Orienteering: It’s a love and hate relationship

  • By Bruce Overstreet
  • Monday, December 23, 2013 8:23pm
  • Life

“I have never been lost, but I will admit to being confused for several weeks.” Daniel Boone

Daniel Boone and I are soul mates. Every time I participate in one of Cascade Orienteering Club’s races in some heavily wooded park in the Puget Sound area, I know exactly how he felt. And it was no different this past Saturday when I walked off the Putney Woods course on Whidbey Island in frustration after having failed to complete the circuit because of the ninth (of 12) marker.

It’s great to know even the legends can get confused out in the woods. I was able to get back in my warm car and pound the steering wheel. I can’t imagine how Daniel Boone pulled off his ventures into the Appalachian Mountains. I even have my reliable compass, my detailed map, and my trusty whistle around my neck in case I really get lost. No idea what Boone had for his Plan B.

Orienteering has been called a “thinking man’s sport.” Maybe that’s why I struggle almost every time I have set off to complete these roughly 5 kilometer (as the crow flies) battles of brains and conditioning. I’m not the best at analyzing the landscape and the corresponding map. I guess too often. And I get bull-headed, convinced I am in the right spot and that the flag marker is just around here…. Somewhere. I just know it is!

Then 30 minutes goes by because I refuse to admit that I’m confused. Or lost.

Orienteering is a humbling sport. Many times I have walked off the course in absolute frustration- right in the middle of my desperate search for a particularly difficult-to-find marker. At those moments, I’m usually having a dialogue with myself about how much of an idiot I am. And the conversation is often laced with far too many expletives.

Yet, when I get home and begin analyzing the results, the miscues, as well as the great stretches that I had as I hacked through salal bushes and hopped over fallen trees, I realize just how much fun this is. I realize how, if I could just minimize the mistakes, I could really get good at this sport. I realize how addicting this sport can be.

It’s at that point that I’m struck by the similarities between orienteering and golf. Both thrive on man’s pursuit of excellence. Both force men and women to face their weaknesses and figure out how to minimize the impact of those weaknesses.

But, make no mistake about it; orienteering ain’t no plush round of golf at the cushy country club. There are no golf carts in orienteering. Or mowed fairways. There’s no one pulling up on the 11th marker offering a cold beverage. There is no jovial interaction with other members of your foursome. Heck, there aren’t even any foursomes.

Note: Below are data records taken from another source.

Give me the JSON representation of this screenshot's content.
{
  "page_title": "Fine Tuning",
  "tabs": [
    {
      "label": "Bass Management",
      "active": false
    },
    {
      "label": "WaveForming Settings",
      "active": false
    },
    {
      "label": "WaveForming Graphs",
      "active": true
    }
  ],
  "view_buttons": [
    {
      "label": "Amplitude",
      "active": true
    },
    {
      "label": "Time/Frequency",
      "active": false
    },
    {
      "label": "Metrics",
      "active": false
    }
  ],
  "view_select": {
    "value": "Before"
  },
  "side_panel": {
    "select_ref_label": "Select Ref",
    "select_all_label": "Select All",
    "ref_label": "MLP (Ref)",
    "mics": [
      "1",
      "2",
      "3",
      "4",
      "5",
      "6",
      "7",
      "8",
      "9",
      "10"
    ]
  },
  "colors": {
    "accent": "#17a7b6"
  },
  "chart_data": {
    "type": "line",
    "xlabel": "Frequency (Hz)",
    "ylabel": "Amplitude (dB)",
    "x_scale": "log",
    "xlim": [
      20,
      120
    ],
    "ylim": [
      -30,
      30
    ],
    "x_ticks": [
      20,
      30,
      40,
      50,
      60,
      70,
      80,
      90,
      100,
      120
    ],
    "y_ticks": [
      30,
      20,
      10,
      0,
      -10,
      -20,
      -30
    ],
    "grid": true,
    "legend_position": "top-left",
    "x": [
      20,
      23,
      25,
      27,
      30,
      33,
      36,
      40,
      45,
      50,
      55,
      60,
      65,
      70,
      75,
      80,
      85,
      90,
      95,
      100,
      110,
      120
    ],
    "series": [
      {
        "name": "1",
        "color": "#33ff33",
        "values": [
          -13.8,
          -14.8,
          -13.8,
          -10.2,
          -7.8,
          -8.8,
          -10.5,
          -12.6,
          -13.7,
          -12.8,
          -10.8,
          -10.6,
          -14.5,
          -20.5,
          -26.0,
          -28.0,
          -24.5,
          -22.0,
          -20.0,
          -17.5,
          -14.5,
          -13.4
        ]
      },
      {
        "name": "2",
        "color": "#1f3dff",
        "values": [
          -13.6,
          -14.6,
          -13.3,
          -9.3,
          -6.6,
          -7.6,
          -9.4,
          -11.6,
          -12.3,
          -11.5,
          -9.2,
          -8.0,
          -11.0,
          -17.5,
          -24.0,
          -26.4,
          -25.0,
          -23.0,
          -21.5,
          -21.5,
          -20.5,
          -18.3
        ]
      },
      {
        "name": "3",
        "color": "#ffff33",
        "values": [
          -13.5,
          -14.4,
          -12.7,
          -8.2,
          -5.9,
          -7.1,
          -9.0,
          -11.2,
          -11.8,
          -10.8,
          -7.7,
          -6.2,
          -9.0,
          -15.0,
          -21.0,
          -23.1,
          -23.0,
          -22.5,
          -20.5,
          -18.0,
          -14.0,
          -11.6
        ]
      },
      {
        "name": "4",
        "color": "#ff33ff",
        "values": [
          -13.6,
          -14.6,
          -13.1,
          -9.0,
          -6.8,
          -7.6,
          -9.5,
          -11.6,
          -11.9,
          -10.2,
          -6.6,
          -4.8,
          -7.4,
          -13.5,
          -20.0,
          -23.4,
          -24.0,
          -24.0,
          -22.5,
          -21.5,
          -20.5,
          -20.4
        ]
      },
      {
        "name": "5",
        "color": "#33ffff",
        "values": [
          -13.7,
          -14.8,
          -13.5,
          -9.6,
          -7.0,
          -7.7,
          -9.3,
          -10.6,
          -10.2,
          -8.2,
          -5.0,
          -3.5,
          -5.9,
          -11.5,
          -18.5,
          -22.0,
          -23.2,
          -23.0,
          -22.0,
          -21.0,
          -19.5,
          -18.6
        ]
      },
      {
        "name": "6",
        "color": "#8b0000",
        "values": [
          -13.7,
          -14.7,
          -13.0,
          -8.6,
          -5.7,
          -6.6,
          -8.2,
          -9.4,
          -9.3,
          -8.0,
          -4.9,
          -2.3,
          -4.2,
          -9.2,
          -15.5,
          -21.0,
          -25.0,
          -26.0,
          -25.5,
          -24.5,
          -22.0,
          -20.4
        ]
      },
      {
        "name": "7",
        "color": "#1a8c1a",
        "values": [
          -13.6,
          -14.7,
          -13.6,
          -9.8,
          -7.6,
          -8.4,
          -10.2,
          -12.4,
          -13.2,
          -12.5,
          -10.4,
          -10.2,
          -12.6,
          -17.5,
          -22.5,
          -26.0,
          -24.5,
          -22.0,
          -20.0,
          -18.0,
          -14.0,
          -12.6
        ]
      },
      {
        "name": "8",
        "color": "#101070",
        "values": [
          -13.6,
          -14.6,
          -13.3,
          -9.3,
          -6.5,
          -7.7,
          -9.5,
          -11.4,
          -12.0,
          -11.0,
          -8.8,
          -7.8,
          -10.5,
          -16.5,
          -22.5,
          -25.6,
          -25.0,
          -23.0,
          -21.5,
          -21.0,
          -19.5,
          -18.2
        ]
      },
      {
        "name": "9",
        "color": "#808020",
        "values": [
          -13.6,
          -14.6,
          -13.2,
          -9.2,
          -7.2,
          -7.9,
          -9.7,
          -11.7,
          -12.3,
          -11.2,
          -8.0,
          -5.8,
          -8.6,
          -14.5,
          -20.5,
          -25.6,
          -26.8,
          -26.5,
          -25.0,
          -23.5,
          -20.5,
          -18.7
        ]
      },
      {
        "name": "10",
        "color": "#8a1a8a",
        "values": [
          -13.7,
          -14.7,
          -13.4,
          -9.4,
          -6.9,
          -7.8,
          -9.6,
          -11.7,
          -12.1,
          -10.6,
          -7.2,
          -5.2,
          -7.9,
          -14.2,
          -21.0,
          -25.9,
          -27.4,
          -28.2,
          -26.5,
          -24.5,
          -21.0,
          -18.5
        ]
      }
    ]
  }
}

It’s just one man against everyone else in an attempt to get done as quickly as possible.

Perhaps there are some other vague similarities. Like in golf, orienteering has a staggered start, every couple minutes another person grabs the map, gets oriented, and then takes off in pursuit of the first hole…. ehhh, marker.

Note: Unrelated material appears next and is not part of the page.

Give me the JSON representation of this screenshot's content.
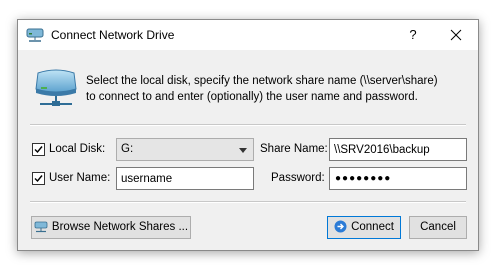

And, like in golf, there are obstacles and hazards in the way as one works toward the next destination point. But the “rough” in orienteering often results in blood running down the legs from multiple cuts. In fact, each step in that heavy undergrowth is a leap of blind faith.

And the markers (the equivalent of golf’s small hole on the green) are often near impossible to see.

That’s the challenge that keeps enticing me back, year after year after year.

It’s the paradox of both orienteering and golf- we love it and hate it at the same time.

Truth be told, I lived in my own version of Bill Murray’s “Groundhog Day” time warp today as I attempted in vain to complete the course at Putney Woods (that does sound like an exclusive golf and country club, doesn’t it?)—- it was something that I had experienced so many times.

Don’t be concerned about my mental health, though. I’ll keep going until I’m too lame to be able to go out there and run through the woods like I did today on Whidbey Island. This really is fun.

And even when I’m not able to bushwhack through terrain listed as “forest: difficult to run (20-60%), fight (<20%),” maybe I could get a golf cart from down at Pacific Power Batteries, convert it to a 4X4, and keep doing this sport of orienteering into my nineties. It wouldn’t be asking too much to have the beverage girl come around, too, would it?

Want to try it?

If any of this sport sounds appealing, the next Cascade Orienteering Club contest takes place in our own backyard — Lord’s Hill in Monroe — this coming Saturday. It’s the annual Bog Slog and there are different levels of difficulty for the entire family.